Don Lorenzo Milani (27 maggio 1923 – 26 giugno 1967) nacque da Albano Milani Comparetti e da Alice Weiss in una agiatissima famiglia di origine ebraica, secondogenito, prima di Elena e dopo Adriano; la famiglia viveva tra Firenze, dove aveva la residenza, la villa di Castiglioncello, luogo ameno di “intellettuali” vacanze e la tenuta di Montespertoli (venticinque poderi) con Villa “Gigliola”.

La prima volta in cui Lorenzo ebbe contatto con la scuola pubblica, dopo le scuole dei Barnabiti, fu al Liceo classico Berchet di Milano. Fu studente di scarsa resa, al di sotto della norma, lo attesta il suo diploma con tutti 6 striminziti.

Non si iscrisse all’Università, in forte disaccordo con il padre, e frequentò lo Studio del pittore tedesco Hans Staude, assai sensibile alla cultura orientale e al buddismo. Così ce lo descrive Silvia Ronchey su “Repubblica” del 21 aprile 2017.

«Milani è il rampollo di un’alta borghesia ebraica di antico lignaggio, radicate posizioni liberali, sofisticate tradizioni culturali… che si fa traditore del proprio ceto sia degli schieramenti autoritari della propria chiesa, nonché, in seguito di quelli dei partiti… un ebreo non praticante (…) Calamitato dalla letteratura, dalla poesia, dalla pittura fin da adolescente, artista bohémien dalla non celata omosessualità nella Firenze dei fine anni Trenta, è quasi dandistico il suo primo incontro con il Messale Romano: “Ho letto la Messa. Ma sai che è più interessante dei Sei personaggi in cerca di autore?”, scrive diciottenne all’amico Oreste Del Buono.»

La Ronchey parla senza remore della conclamata omosessualità di Milani, tendenza del resto in linea con la sua condizione familiare: attaccamento morboso alla mamma, Alice Weiss… distacco completo da padre, anche lui miscredente e autoritario.

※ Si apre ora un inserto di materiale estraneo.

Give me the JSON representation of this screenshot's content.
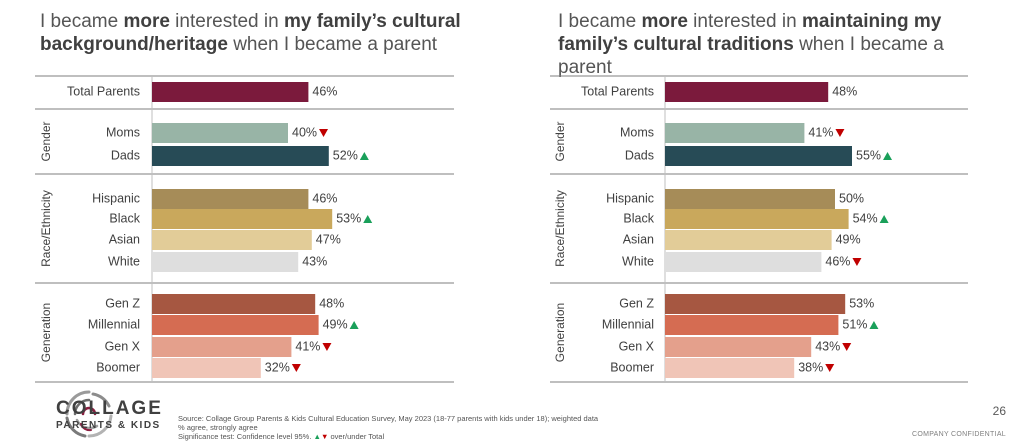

Nel 2017 esce il libro Bruciare tutto dello scrittore di sinistra, vincitore del Premio Strega, Walter Siti: un prete pedofilo, don Leo, si innamora di un bambino ma si trattiene dal desiderio di “farlo suo”… il quale bambino però si uccide per la delusione e il dolore del rifiuto. Dubbio amletico: meglio pedofilo o meglio assassino?

“Ma si scherza?” risponderà subito il lettore buonista preso dai dogmi equosolidali e dalle aperture ecclesiali della “nuova teologia”: “Meglio il rapporto… naturalmente se consenziente…”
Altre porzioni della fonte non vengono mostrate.